The credit approval 206 is the next step once the online data collection 202 is complete. Once the data collection process is complete, the system charges the credit card, by formatting a specific transaction and then sending it to the credit card processor electronically, as an encrypted string of information over the Internet. The card processor performs routine analysis of the transaction, account, etc. and provides either an approval or rejection based on the combined set of information provided.

Once the transaction is approved, the provider's system completes the credit processing 208 by:

Scheduling future payments if necessary;

Establishing the account in the MedeFile database, including expiration and renewal scheduling;

Establishing username and password in the database to provide access for the member now that payment has been assured;

Sending the subscriber an email receipt (primary subscriber only); and

Creating database rows to contain payment information (amount, account, date, etc.) for accounts receivable reporting and interface.

The outputs or the credit processing step 208 are a sales receipt 212 and a control log 210. The sales receipt is produced by the system and emailed to the address given in the enrollment data collection step.

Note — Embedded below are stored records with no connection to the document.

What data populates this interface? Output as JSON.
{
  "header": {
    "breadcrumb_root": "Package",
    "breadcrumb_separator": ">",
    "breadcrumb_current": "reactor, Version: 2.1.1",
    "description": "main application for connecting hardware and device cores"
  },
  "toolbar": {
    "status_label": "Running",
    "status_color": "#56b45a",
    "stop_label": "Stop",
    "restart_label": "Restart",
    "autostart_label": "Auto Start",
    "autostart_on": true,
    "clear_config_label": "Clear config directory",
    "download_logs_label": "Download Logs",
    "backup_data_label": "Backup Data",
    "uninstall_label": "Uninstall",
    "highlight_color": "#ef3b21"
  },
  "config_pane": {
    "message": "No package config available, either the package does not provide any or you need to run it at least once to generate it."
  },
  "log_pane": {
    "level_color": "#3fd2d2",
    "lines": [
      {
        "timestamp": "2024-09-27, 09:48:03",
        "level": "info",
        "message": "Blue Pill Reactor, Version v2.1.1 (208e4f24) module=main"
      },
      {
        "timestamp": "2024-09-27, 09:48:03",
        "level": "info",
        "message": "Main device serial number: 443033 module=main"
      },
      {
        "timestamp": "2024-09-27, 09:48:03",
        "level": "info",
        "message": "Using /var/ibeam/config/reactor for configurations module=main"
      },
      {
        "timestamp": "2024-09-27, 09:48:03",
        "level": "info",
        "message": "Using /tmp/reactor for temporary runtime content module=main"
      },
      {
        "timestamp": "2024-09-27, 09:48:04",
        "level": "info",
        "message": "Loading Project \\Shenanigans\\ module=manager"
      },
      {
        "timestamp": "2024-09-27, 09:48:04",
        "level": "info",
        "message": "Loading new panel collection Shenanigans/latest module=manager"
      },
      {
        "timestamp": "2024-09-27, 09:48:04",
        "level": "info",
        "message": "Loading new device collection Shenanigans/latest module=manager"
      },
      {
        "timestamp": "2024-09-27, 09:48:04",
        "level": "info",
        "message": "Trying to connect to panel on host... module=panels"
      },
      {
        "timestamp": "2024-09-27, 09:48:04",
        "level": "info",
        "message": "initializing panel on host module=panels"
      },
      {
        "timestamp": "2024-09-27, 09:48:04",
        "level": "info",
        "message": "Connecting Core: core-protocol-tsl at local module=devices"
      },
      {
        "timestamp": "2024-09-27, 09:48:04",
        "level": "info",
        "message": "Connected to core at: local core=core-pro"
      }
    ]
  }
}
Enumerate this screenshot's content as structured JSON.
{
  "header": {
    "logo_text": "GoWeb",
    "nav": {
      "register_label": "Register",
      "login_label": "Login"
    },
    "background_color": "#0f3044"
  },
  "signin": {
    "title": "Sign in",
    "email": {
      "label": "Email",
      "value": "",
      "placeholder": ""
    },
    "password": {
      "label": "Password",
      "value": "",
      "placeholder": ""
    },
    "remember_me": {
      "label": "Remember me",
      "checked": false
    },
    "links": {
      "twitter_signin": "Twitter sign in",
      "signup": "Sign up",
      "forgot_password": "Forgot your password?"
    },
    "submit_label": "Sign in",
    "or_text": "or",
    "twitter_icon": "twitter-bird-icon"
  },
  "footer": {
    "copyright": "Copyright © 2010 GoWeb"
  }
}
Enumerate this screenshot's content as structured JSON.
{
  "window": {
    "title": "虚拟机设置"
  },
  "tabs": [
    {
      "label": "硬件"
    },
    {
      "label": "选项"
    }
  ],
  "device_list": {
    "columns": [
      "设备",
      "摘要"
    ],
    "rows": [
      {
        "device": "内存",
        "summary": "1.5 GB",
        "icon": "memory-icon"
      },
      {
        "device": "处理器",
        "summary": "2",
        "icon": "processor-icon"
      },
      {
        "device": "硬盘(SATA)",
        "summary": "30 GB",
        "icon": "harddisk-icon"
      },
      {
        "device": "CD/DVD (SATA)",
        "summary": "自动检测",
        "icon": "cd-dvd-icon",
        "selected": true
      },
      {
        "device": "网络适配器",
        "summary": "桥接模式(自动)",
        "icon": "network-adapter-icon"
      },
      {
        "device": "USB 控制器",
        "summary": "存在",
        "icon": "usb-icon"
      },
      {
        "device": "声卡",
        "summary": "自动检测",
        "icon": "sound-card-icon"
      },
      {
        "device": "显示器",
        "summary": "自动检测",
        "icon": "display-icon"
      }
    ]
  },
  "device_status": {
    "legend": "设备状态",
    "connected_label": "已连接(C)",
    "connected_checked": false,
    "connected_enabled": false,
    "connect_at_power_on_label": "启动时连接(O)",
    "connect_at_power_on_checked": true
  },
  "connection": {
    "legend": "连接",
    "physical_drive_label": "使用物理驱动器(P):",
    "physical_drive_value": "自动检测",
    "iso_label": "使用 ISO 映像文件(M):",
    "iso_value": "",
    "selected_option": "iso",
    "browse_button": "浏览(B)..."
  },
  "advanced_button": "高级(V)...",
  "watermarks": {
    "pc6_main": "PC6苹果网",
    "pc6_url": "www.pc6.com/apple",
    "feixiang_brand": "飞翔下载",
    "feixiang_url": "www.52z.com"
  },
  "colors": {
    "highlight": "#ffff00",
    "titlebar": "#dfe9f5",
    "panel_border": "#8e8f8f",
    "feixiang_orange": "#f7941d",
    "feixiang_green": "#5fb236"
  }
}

The receipt contains details of the transaction as well as the member's ID number and information regarding contact, customer service and system access. In the present implementation the Control log(s) 210 include and audit control log and a transaction control log. The audit Control Log(s) 210 is maintained on this activity, as it is with any activity in the system that affects, changes, or adds information to the system's database. This audit trail is accessible by the member. A transaction control log is also created that enables the operations staff to identify that a new member has just joined and that authorization, fulfillment, etc. will shortly follow.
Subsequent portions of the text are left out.